Numerous sports fans strongly agreed with Passan’s message and many assume that the article was removed from the Department of Defense website as part of the purge of anything even remotely related to diversity, equity and inclusion programs in government by President Donald Trump’s administration. Articles about Robinson’s military service were also removed from the Army and Air Force websites, according to KSBW News.
A search of the Army’s website for “Jackie Robinson” found 18 results. Of those 18 articles, 14 of them have now been deleted. Including pages titled “U.S. Army Soldiers face off against Romanian National Team in Jackie Robinson Trophy baseball game” and “‘Wagonmasters’ Ruck to Honor Jackie Robinson.”
This is not the first major historical webpage to be taken down amid the administration’s push to stop diversity, equity and inclusion programs across the U.S. government. Articles about Navajo Code Talkers, Iwo Jima flag-raisers and the aircraft that dropped the atomic bomb have all been removed.
Ironically, President Donald Trump announced in February that a statue of Jackie Robinson, along with Harriet Tubman, Rosa Parks, Billie Holiday, Aretha Franklin, Coretta Scott King, Frederick Douglas, Martin Luther King Jr., Muhammad Ali and Kobe Bryant, would be added to his planned National Garden of American Heroes.
Trump created even more controversy on Tuesday when it was reported that his administration removed an explicit ban on segregated facilities, including things like restaurants, waiting rooms and drinking fountains, for federal contractors.

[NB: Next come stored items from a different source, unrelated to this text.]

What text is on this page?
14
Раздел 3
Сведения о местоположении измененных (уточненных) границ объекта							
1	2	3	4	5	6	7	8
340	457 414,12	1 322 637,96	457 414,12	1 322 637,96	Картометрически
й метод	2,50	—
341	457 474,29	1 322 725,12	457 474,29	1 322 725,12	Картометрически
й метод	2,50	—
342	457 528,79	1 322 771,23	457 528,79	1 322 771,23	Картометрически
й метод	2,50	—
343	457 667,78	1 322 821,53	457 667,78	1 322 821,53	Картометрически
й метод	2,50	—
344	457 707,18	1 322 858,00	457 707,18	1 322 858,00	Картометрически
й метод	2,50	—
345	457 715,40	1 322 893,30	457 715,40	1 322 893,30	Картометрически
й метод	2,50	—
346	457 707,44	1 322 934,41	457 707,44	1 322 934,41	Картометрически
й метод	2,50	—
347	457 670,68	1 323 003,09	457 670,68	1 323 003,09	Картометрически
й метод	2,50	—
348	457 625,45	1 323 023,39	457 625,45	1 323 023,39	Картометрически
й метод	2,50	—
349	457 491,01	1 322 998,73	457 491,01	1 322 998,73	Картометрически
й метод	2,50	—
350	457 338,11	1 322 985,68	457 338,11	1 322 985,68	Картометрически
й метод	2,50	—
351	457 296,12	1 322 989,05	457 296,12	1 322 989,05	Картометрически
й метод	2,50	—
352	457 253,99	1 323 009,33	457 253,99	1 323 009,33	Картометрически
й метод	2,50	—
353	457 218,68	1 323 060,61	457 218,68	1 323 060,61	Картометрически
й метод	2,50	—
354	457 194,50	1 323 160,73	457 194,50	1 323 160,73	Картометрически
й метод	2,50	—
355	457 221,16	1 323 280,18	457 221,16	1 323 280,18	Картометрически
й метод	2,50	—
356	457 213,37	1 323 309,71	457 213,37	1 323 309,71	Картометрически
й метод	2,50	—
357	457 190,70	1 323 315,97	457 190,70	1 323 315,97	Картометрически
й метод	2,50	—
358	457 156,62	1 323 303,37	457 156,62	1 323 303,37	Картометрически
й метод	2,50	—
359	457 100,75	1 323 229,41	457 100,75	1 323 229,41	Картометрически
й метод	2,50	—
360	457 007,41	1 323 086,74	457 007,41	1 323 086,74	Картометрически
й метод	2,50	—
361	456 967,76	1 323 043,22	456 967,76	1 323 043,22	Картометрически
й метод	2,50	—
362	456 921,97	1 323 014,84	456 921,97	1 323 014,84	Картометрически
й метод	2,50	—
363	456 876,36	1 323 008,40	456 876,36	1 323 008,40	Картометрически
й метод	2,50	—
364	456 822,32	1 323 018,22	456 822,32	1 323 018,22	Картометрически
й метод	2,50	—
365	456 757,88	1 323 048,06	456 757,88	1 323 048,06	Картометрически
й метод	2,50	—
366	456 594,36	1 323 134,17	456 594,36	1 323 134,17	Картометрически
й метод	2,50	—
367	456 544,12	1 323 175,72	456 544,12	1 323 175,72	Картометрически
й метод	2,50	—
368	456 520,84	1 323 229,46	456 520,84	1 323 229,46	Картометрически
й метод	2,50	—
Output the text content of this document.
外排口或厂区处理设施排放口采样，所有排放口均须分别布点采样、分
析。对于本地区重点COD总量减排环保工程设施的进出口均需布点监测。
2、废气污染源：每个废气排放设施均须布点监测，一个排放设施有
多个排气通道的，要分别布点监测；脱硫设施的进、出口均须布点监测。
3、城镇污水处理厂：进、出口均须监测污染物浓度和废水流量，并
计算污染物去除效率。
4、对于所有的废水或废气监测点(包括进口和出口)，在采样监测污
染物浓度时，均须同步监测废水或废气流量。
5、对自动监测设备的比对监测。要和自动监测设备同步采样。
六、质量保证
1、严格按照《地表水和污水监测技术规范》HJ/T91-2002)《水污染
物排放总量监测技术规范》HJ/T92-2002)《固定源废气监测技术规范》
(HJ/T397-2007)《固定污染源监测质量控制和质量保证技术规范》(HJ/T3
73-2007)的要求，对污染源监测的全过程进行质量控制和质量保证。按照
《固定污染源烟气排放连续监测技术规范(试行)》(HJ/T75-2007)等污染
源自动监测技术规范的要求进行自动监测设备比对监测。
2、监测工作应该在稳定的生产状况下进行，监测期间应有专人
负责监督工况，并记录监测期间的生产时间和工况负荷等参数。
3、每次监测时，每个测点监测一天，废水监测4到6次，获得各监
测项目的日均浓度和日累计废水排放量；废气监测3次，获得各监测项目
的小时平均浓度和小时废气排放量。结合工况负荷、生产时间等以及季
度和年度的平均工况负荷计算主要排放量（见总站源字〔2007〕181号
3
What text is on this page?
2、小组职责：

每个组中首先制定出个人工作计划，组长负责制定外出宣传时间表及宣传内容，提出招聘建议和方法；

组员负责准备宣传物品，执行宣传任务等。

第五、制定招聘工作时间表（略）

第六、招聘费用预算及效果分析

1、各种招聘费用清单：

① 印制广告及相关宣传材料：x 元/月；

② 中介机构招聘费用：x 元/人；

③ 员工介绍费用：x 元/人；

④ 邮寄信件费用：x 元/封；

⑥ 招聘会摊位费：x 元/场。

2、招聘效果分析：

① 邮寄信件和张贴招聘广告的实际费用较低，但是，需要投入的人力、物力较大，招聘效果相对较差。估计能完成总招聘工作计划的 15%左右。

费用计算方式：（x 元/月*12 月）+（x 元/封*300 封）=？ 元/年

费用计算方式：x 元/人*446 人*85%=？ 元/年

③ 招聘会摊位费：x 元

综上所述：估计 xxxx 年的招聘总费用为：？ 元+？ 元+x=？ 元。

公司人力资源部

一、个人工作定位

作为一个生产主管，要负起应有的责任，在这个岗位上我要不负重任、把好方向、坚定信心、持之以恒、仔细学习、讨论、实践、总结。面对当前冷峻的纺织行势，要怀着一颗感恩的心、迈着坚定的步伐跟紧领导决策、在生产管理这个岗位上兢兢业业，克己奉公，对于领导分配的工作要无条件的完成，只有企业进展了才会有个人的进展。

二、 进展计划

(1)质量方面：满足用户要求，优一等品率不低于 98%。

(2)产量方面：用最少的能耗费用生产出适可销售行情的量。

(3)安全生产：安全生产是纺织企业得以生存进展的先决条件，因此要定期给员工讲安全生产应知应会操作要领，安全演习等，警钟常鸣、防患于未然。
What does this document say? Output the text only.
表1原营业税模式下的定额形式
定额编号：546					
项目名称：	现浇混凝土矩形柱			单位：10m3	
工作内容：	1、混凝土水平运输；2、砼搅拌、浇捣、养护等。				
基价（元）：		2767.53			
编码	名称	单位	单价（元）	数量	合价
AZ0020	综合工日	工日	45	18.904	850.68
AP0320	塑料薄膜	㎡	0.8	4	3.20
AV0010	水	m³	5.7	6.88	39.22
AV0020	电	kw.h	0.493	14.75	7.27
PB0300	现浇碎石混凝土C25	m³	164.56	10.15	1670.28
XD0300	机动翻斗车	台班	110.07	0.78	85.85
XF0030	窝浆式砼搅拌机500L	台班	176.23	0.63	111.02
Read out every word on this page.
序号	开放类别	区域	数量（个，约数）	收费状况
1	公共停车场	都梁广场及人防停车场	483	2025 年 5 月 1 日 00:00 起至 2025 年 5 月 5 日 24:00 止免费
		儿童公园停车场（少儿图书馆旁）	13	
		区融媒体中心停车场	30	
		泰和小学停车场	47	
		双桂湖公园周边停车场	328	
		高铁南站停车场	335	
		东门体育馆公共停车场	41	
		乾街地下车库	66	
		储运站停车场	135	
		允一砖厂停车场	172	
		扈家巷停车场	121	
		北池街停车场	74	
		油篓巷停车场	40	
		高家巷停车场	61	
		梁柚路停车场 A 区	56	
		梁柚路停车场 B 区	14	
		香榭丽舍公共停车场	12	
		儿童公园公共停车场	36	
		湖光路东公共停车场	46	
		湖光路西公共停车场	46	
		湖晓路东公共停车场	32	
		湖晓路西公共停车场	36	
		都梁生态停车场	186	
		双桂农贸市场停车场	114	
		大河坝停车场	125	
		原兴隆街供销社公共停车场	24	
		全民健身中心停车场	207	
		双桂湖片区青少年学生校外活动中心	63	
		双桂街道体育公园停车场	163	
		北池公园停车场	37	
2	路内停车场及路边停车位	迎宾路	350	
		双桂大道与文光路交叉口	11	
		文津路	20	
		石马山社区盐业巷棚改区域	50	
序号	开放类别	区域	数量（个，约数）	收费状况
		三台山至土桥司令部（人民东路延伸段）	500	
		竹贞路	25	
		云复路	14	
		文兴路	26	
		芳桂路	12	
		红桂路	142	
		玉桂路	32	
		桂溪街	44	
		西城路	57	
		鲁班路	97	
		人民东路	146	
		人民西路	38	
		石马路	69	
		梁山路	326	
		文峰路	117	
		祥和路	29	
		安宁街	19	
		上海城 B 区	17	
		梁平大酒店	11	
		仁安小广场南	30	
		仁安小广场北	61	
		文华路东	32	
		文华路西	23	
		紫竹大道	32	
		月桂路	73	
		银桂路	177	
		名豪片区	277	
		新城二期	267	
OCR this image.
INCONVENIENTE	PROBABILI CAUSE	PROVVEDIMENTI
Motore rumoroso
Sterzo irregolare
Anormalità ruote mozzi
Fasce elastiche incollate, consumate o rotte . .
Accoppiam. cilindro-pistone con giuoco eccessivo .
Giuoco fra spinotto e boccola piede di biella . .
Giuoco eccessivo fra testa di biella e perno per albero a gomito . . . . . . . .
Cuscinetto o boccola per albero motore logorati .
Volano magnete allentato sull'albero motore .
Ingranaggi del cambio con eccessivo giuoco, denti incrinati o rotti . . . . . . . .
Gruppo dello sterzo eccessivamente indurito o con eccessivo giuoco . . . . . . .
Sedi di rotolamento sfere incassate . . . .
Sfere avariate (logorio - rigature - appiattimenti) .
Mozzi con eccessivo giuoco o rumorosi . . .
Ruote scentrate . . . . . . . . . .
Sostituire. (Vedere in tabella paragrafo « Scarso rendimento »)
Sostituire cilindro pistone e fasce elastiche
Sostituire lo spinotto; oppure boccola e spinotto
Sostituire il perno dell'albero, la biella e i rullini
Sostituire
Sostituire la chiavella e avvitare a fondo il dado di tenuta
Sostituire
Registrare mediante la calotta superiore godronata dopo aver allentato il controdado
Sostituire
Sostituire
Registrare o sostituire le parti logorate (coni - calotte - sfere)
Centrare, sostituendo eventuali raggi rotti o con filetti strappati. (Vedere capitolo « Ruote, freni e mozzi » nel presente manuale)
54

President Trump’s executive order removing the ban repealed an executive order signed by President Lyndon B. Johnson in 1965 regarding federal contractors and nondiscrimination.
“These provisions that required federal contractors to adhere to and comply with federal civil rights laws and to maintain integrated rather than segregated workplaces were all part of the federal government’s efforts to facilitate the settlement that led to integration in the 1950s and 1960s,” said Melissa Murray, a constitutional law professor at New York University. “The fact that they are now excluding those provisions from the requirements for federal contractors, I think, speaks volumes.”